Running Without a Database #
If you omit DATABASE_URL from the config, Huginn runs in memory-only mode. Everything works – devices are fingerprinted, alerts fire, the dashboard updates in real time – but nothing is persisted. When the process restarts, it starts fresh.
This is useful for quick evaluation but not recommended for production.
Option 3: Docker #
Quick Start #
Clone the compose repo and start both Huginn and PostgreSQL:
git clone https://github.com/aletheiastrategic/huginn-docker.git
cd huginn-docker
cp .env.example .env
# Edit .env -- at minimum, change POSTGRES_PASSWORD
docker compose up -d
Huginn starts on http://localhost:3000. Syslog listens on UDP 514.
Pull the Image Directly #
If you already have PostgreSQL running and just want the Huginn container:
docker pull ghcr.io/aletheiastrategic/huginn:latest
docker run -d \
--name huginn \
-p 3000:3000 \
-p 514:514/udp \
-e DATABASE_URL=postgres://huginn:yourpassword@host.docker.internal:5432/huginn \
ghcr.io/aletheiastrategic/huginn:latest
Configuration #
All settings from the Configuration Reference work as environment variables. Pass them via docker run -e or add them to the .env file when using Compose.
Persisting Data #
The compose file stores PostgreSQL data in a named volume (pgdata). To back up:
docker compose exec db pg_dump -U huginn huginn > backup.sql
Configure Your Log Source #
Point your gateway’s syslog output to Huginn’s IP on port 514/udp.

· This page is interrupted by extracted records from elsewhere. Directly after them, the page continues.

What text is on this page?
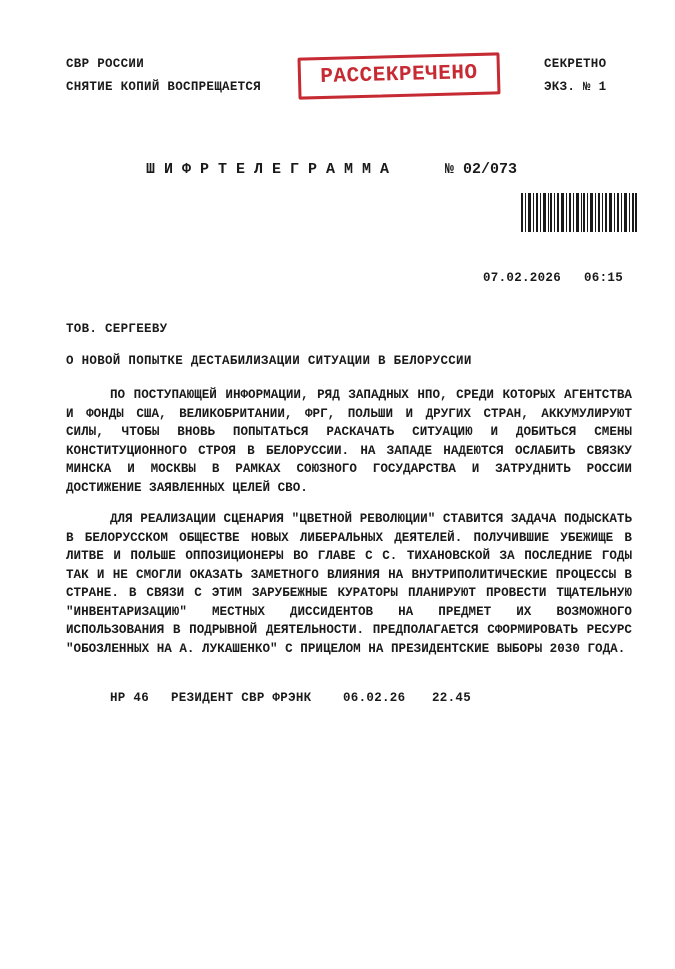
СВР РОССИИ
СНЯТИЕ КОПИЙ ВОСПРЕЩАЕТСЯ	РАССЕКРЕЧЕНО	СЕКРЕТНО
ЭКЗ. № 1
ШИФРТЕЛЕГРАММА	№ 02/073
07.02.2026 06:15
ТОВ. СЕРГЕЕВУ
О НОВОЙ ПОПЫТКЕ ДЕСТАБИЛИЗАЦИИ СИТУАЦИИ В БЕЛОРУССИИ
ПО ПОСТУПАЮЩЕЙ ИНФОРМАЦИИ, РЯД ЗАПАДНЫХ НПО, СРЕДИ КОТОРЫХ АГЕНТСТВА И ФОНДЫ США, ВЕЛИКОБРИТАНИИ, ФРГ, ПОЛЬШИ И ДРУГИХ СТРАН, АККУМУЛИРУЮТ СИЛЫ, ЧТОБЫ ВНОВЬ ПОПЫТАТЬСЯ РАСКАЧАТЬ СИТУАЦИЮ И ДОБИТЬСЯ СМЕНЫ КОНСТИТУЦИОННОГО СТРОЯ В БЕЛОРУССИИ. НА ЗАПАДЕ НАДЕЮТСЯ ОСЛАБИТЬ СВЯЗКУ МИНСКА И МОСКВЫ В РАМКАХ СОЮЗНОГО ГОСУДАРСТВА И ЗАТРУДНИТЬ РОССИИ ДОСТИЖЕНИЕ ЗАЯВЛЕННЫХ ЦЕЛЕЙ СВО.
ДЛЯ РЕАЛИЗАЦИИ СЦЕНАРИЯ "ЦВЕТНОЙ РЕВОЛЮЦИИ" СТАВИТСЯ ЗАДАЧА ПОДЫСКАТЬ В БЕЛОРУССКОМ ОБЩЕСТВЕ НОВЫХ ЛИБЕРАЛЬНЫХ ДЕЯТЕЛЕЙ. ПОЛУЧИВШИЕ УБЕЖИЩЕ В ЛИТВЕ И ПОЛЬШЕ ОППОЗИЦИОНЕРЫ ВО ГЛАВЕ С С. ТИХАНОВСКОЙ ЗА ПОСЛЕДНИЕ ГОДЫ ТАК И НЕ СМОГЛИ ОКАЗАТЬ ЗАМЕТНОГО ВЛИЯНИЯ НА ВНУТРИПОЛИТИЧЕСКИЕ ПРОЦЕССЫ В СТРАНЕ. В СВЯЗИ С ЭТИМ ЗАРУБЕЖНЫЕ КУРАТОРЫ ПЛАНИРУЮТ ПРОВЕСТИ ТЩАТЕЛЬНУЮ "ИНВЕНТАРИЗАЦИЮ" МЕСТНЫХ ДИССИДЕНТОВ НА ПРЕДМЕТ ИХ ВОЗМОЖНОГО ИСПОЛЬЗОВАНИЯ В ПОДРЫВНОЙ ДЕЯТЕЛЬНОСТИ. ПРЕДПОЛАГАЕТСЯ СФОРМИРОВАТЬ РЕСУРС "ОБОЗЛЕННЫХ НА А. ЛУКАШЕНКО" С ПРИЦЕЛОМ НА ПРЕЗИДЕНТСКИЕ ВЫБОРЫ 2030 ГОДА.
НР 46 РЕЗИДЕНТ СВР ФРЭНК	06.02.26 22.45
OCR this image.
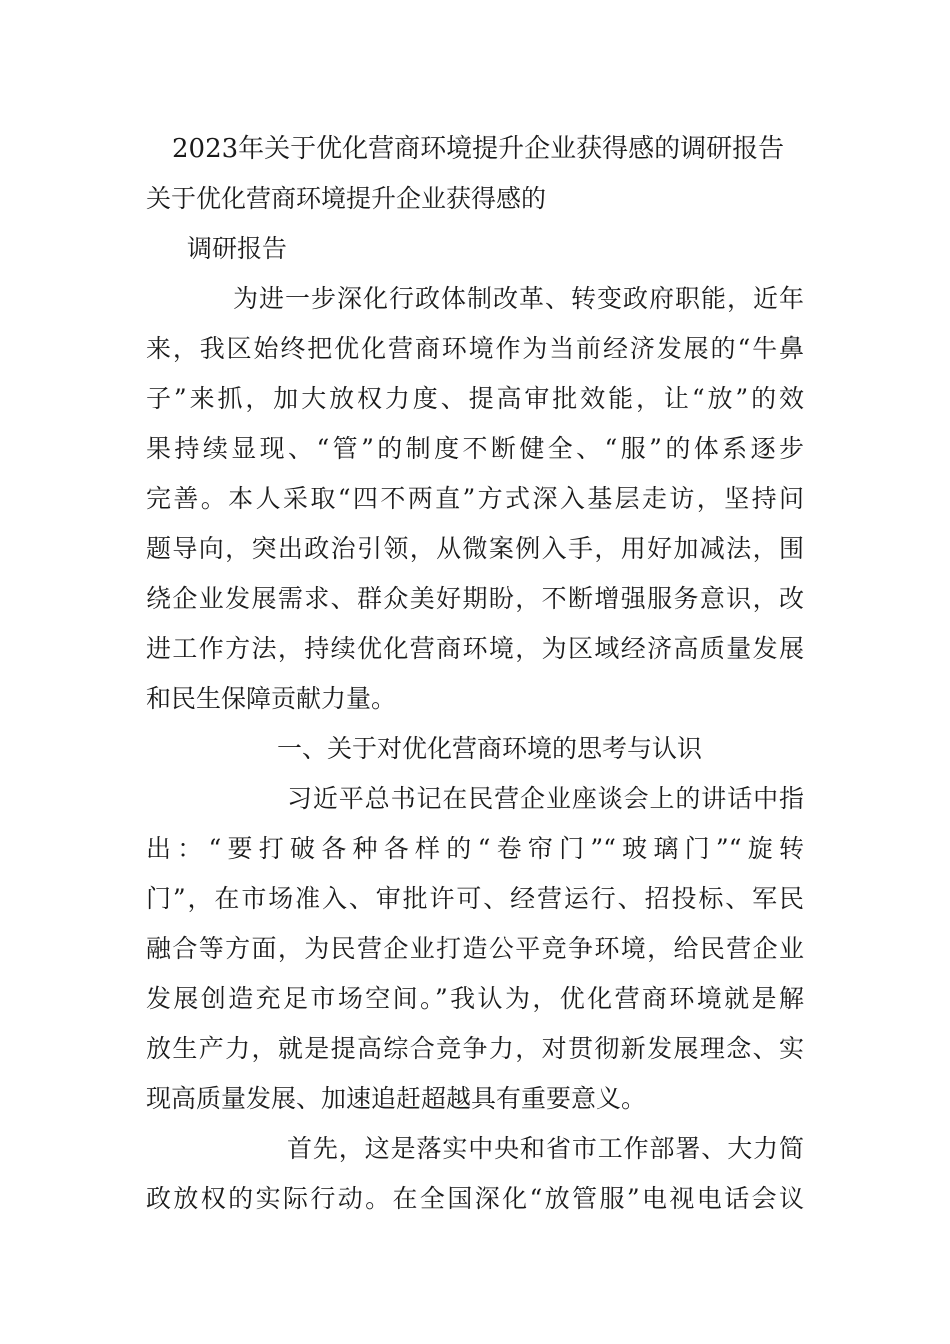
2023年关于优化营商环境提升企业获得感的调研报告

关于优化营商环境提升企业获得感的

调研报告

为进一步深化行政体制改革、转变政府职能，近年

来，我区始终把优化营商环境作为当前经济发展的“牛鼻

子”来抓，加大放权力度、提高审批效能，让“放”的效

果持续显现、“管”的制度不断健全、“服”的体系逐步

完善。本人采取“四不两直”方式深入基层走访，坚持问

题导向，突出政治引领，从微案例入手，用好加减法，围

绕企业发展需求、群众美好期盼，不断增强服务意识，改

进工作方法，持续优化营商环境，为区域经济高质量发展

和民生保障贡献力量。

一、关于对优化营商环境的思考与认识

习近平总书记在民营企业座谈会上的讲话中指

出：“要打破各种各样的“卷帘门”“玻璃门”“旋转

门”，在市场准入、审批许可、经营运行、招投标、军民

融合等方面，为民营企业打造公平竞争环境，给民营企业

发展创造充足市场空间。”我认为，优化营商环境就是解

放生产力，就是提高综合竞争力，对贯彻新发展理念、实

现高质量发展、加速追赶超越具有重要意义。

首先，这是落实中央和省市工作部署、大力简

政放权的实际行动。在全国深化“放管服”电视电话会议
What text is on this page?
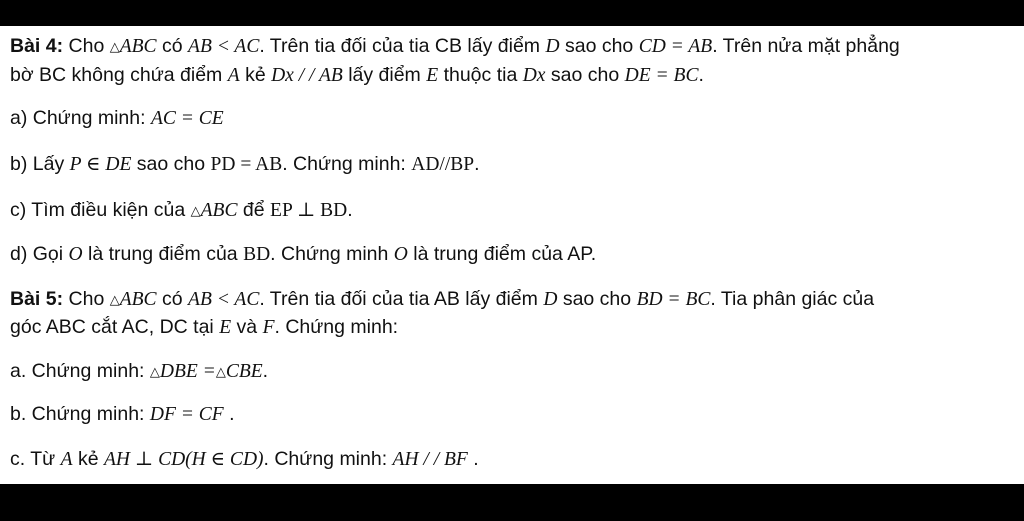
Bài 4: Cho △ABC có AB < AC. Trên tia đối của tia CB lấy điểm D sao cho CD = AB. Trên nửa mặt phẳng
bờ BC không chứa điểm A kẻ Dx / / AB lấy điểm E thuộc tia Dx sao cho DE = BC.
a) Chứng minh: AC = CE
b) Lấy P ∈ DE sao cho PD = AB. Chứng minh: AD//BP.
c) Tìm điều kiện của △ABC để EP ⊥ BD.
d) Gọi O là trung điểm của BD. Chứng minh O là trung điểm của AP.
Bài 5: Cho △ABC có AB < AC. Trên tia đối của tia AB lấy điểm D sao cho BD = BC. Tia phân giác của
góc ABC cắt AC, DC tại E và F. Chứng minh:
a. Chứng minh: △DBE =△CBE.
b. Chứng minh: DF = CF .
c. Từ A kẻ AH ⊥ CD(H ∈ CD). Chứng minh: AH / / BF .
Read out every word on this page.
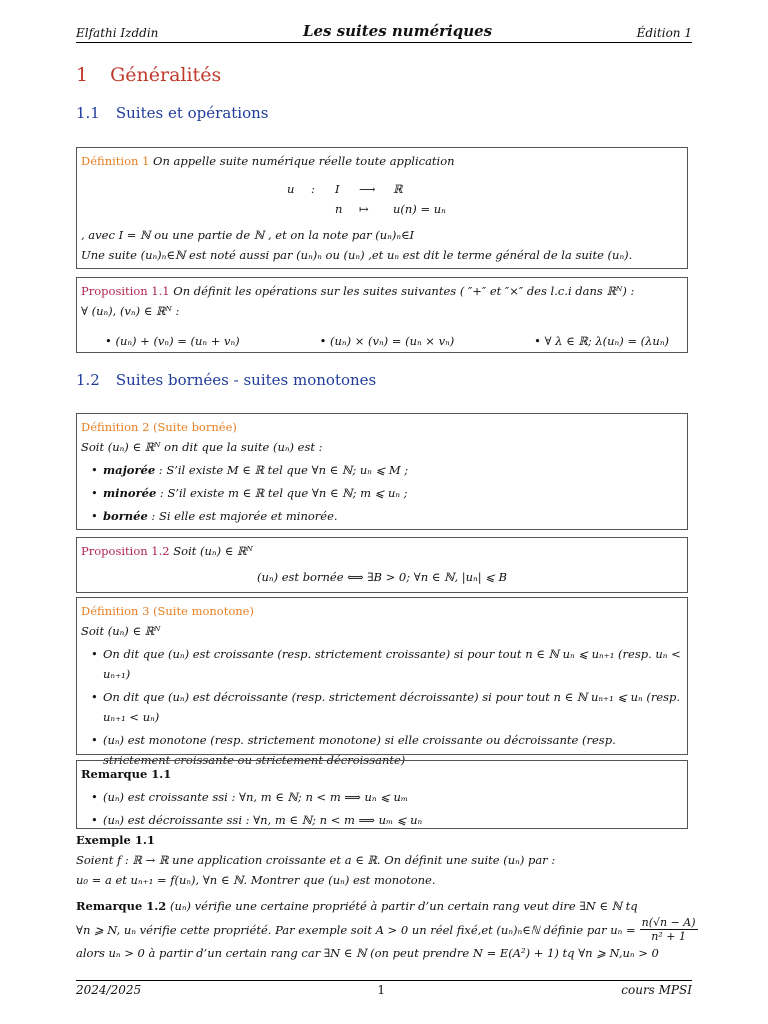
Elfathi Izddin	Les suites numériques	Édition 1
1 Généralités
1.1 Suites et opérations
Définition 1 On appelle suite numérique réelle toute application
u	:	I	⟶	ℝ
n	↦	u(n) = uₙ
, avec I = ℕ ou une partie de ℕ , et on la note par (uₙ)ₙ∈I
Une suite (uₙ)ₙ∈ℕ est noté aussi par (uₙ)ₙ ou (uₙ) ,et uₙ est dit le terme général de la suite (uₙ).
Proposition 1.1 On définit les opérations sur les suites suivantes ( ″+″ et ″×″ des l.c.i dans ℝᴺ) :
∀ (uₙ), (vₙ) ∈ ℝᴺ :
• (uₙ) + (vₙ) = (uₙ + vₙ)	• (uₙ) × (vₙ) = (uₙ × vₙ)	• ∀ λ ∈ ℝ; λ(uₙ) = (λuₙ)
1.2 Suites bornées - suites monotones
Définition 2 (Suite bornée)
Soit (uₙ) ∈ ℝᴺ on dit que la suite (uₙ) est :
• majorée : S’il existe M ∈ ℝ tel que ∀n ∈ ℕ; uₙ ⩽ M ;
• minorée : S’il existe m ∈ ℝ tel que ∀n ∈ ℕ; m ⩽ uₙ ;
• bornée : Si elle est majorée et minorée.
Proposition 1.2 Soit (uₙ) ∈ ℝᴺ
(uₙ) est bornée ⟺ ∃B > 0; ∀n ∈ ℕ, |uₙ| ⩽ B
Définition 3 (Suite monotone)
Soit (uₙ) ∈ ℝᴺ
• On dit que (uₙ) est croissante (resp. strictement croissante) si pour tout n ∈ ℕ uₙ ⩽ uₙ₊₁ (resp. uₙ < uₙ₊₁)
• On dit que (uₙ) est décroissante (resp. strictement décroissante) si pour tout n ∈ ℕ uₙ₊₁ ⩽ uₙ (resp. uₙ₊₁ < uₙ)
• (uₙ) est monotone (resp. strictement monotone) si elle croissante ou décroissante (resp. strictement croissante ou strictement décroissante)
Remarque 1.1
• (uₙ) est croissante ssi : ∀n, m ∈ ℕ; n < m ⟹ uₙ ⩽ uₘ
• (uₙ) est décroissante ssi : ∀n, m ∈ ℕ; n < m ⟹ uₘ ⩽ uₙ
Exemple 1.1
Soient f : ℝ → ℝ une application croissante et a ∈ ℝ. On définit une suite (uₙ) par :
u₀ = a et uₙ₊₁ = f(uₙ), ∀n ∈ ℕ. Montrer que (uₙ) est monotone.
Remarque 1.2 (uₙ) vérifie une certaine propriété à partir d’un certain rang veut dire ∃N ∈ ℕ tq
∀n ⩾ N, uₙ vérifie cette propriété. Par exemple soit A > 0 un réel fixé,et (uₙ)ₙ∈ℕ définie par $u_n = \frac{n(√n - A)}{\text{n² + 1}}$
alors uₙ > 0 à partir d’un certain rang car ∃N ∈ ℕ (on peut prendre N = E(A²) + 1) tq ∀n ⩾ N,uₙ > 0
2024/2025	1	cours MPSI
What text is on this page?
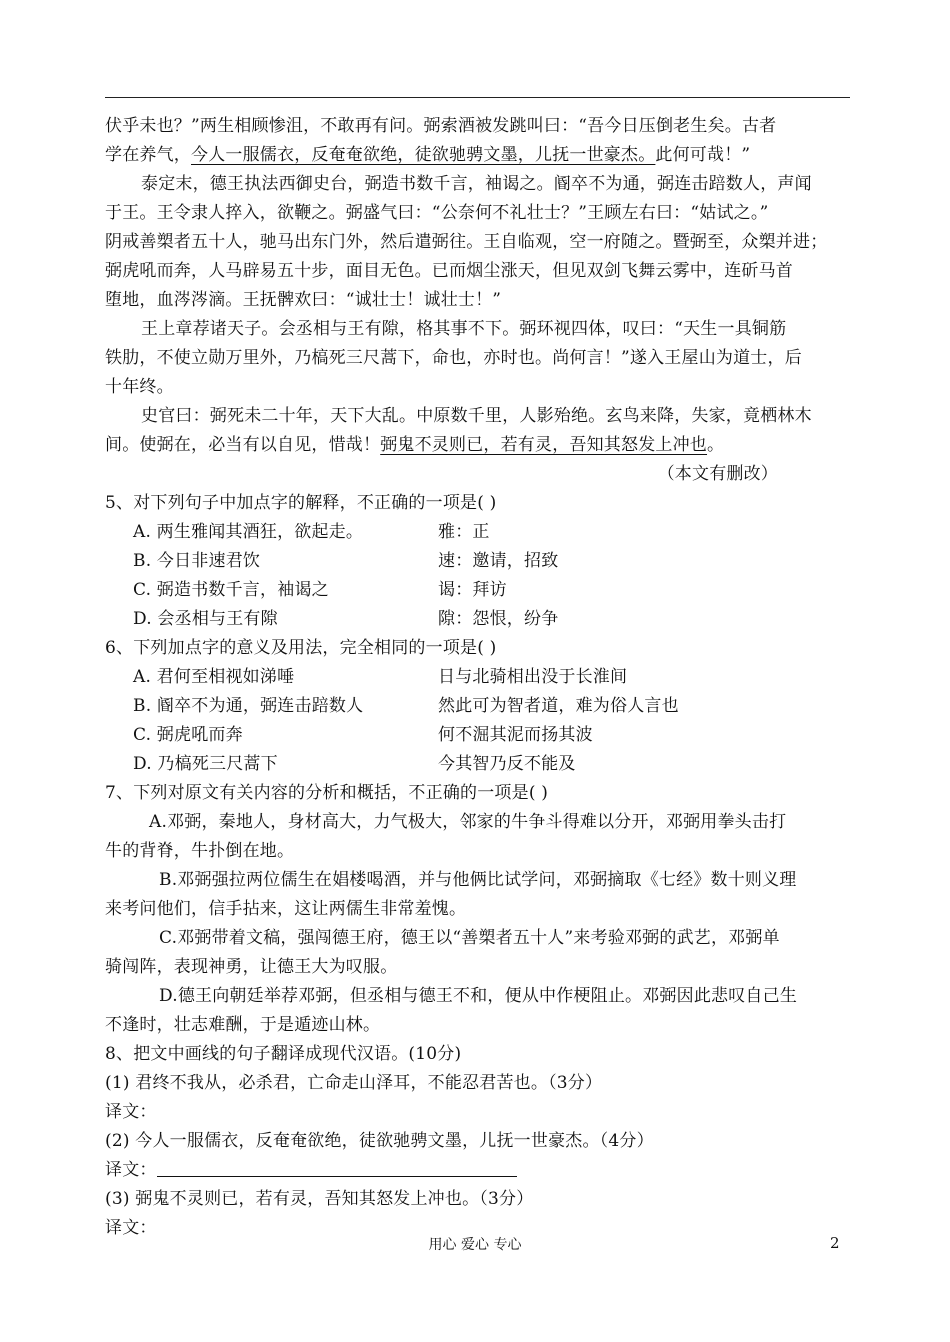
伏乎未也？”两生相顾惨沮，不敢再有问。弼索酒被发跳叫曰：“吾今日压倒老生矣。古者
学在养气，今人一服儒衣，反奄奄欲绝，徒欲驰骋文墨，儿抚一世豪杰。此何可哉！”
泰定末，德王执法西御史台，弼造书数千言，袖谒之。阍卒不为通，弼连击踣数人，声闻
于王。王令隶人捽入，欲鞭之。弼盛气曰：“公奈何不礼壮士？”王顾左右曰：“姑试之。”
阴戒善槊者五十人，驰马出东门外，然后遣弼往。王自临观，空一府随之。暨弼至，众槊并进；
弼虎吼而奔，人马辟易五十步，面目无色。已而烟尘涨天，但见双剑飞舞云雾中，连斫马首
堕地，血涔涔滴。王抚髀欢曰：“诚壮士！诚壮士！”
王上章荐诸天子。会丞相与王有隙，格其事不下。弼环视四体，叹曰：“天生一具铜筋
铁肋，不使立勋万里外，乃槁死三尺蒿下，命也，亦时也。尚何言！”遂入王屋山为道士，后
十年终。
史官曰：弼死未二十年，天下大乱。中原数千里，人影殆绝。玄鸟来降，失家，竟栖林木
间。使弼在，必当有以自见，惜哉！弼鬼不灵则已，若有灵，吾知其怒发上冲也。
（本文有删改）
5、对下列句子中加点字的解释，不正确的一项是( )
A. 两生雅闻其酒狂，欲起走。	雅：正
B. 今日非速君饮	速：邀请，招致
C. 弼造书数千言，袖谒之	谒：拜访
D. 会丞相与王有隙	隙：怨恨，纷争
6、下列加点字的意义及用法，完全相同的一项是( )
A. 君何至相视如涕唾	日与北骑相出没于长淮间
B. 阍卒不为通，弼连击踣数人	然此可为智者道，难为俗人言也
C. 弼虎吼而奔	何不淈其泥而扬其波
D. 乃槁死三尺蒿下	今其智乃反不能及
7、下列对原文有关内容的分析和概括，不正确的一项是( )
A.邓弼，秦地人，身材高大，力气极大，邻家的牛争斗得难以分开，邓弼用拳头击打
牛的背脊，牛扑倒在地。
B.邓弼强拉两位儒生在娼楼喝酒，并与他俩比试学问，邓弼摘取《七经》数十则义理
来考问他们，信手拈来，这让两儒生非常羞愧。
C.邓弼带着文稿，强闯德王府，德王以“善槊者五十人”来考验邓弼的武艺，邓弼单
骑闯阵，表现神勇，让德王大为叹服。
D.德王向朝廷举荐邓弼，但丞相与德王不和，便从中作梗阻止。邓弼因此悲叹自己生
不逢时，壮志难酬，于是遁迹山林。
8、把文中画线的句子翻译成现代汉语。(10分)
(1) 君终不我从，必杀君，亡命走山泽耳，不能忍君苦也。（3分）
译文：
(2) 今人一服儒衣，反奄奄欲绝，徒欲驰骋文墨，儿抚一世豪杰。（4分）
译文：
(3) 弼鬼不灵则已，若有灵，吾知其怒发上冲也。（3分）
译文：
用心 爱心 专心	2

For UniFi, see the UniFi Setup Guide.
For other devices, configure standard syslog (RFC 3164 or 5424) to send to <huginn-ip>:514.
Activate Your License #
The Community tier works immediately with no license key.
For Home or Pro, upload your license key in the web UI under Settings > License, or place the license.key file alongside the binary.
Purchase a license at aletheiastrategic.com/pricing.
What Happens Next #
Huginn learns your network’s rhythms automatically. No rules to write, no thresholds to tune.
Minutes 1-15: Devices appear as firewall logs arrive. ARP discovery maps MAC-to-IP addresses. Reverse DNS resolves hostnames from your gateway’s DHCP leases. You’ll see your network populate in real time.
Hours 1-8: Each device builds a behavioral profile for the current time of day. The hourly detection layer activates first, catching sudden spikes or unusual connection patterns within the current hour.
Hours 24-48: Daily patterns emerge. Huginn learns that your office printer is quiet at night and busy during work hours, that the smart TV streams every evening, that the NAS backs up at 2am. The daily detection layer activates, catching devices that are active when they shouldn’t be.
Day 7 (full training): After one complete week, all 168 hourly slots (24 hours x 7 days) have been observed. Huginn now knows the difference between Tuesday 2pm and Saturday 3am for every device. Weekly patterns are captured: the office is quiet on weekends, the backup job runs on Sundays, the security camera uploads peak on Monday mornings.
From this point forward, anomaly detection is fully active. Any device behaving unusually for that specific time of week triggers an alert. A laptop suddenly transferring gigabytes at 3am Saturday will fire, but the same laptop doing its normal Tuesday 10am sync won’t.
Tip: Use the Simulate page to test detection immediately. The built-in attack scenarios generate realistic traffic patterns that trigger alerts without waiting for the training period. This is the fastest way to see how Huginn responds to threats on your network.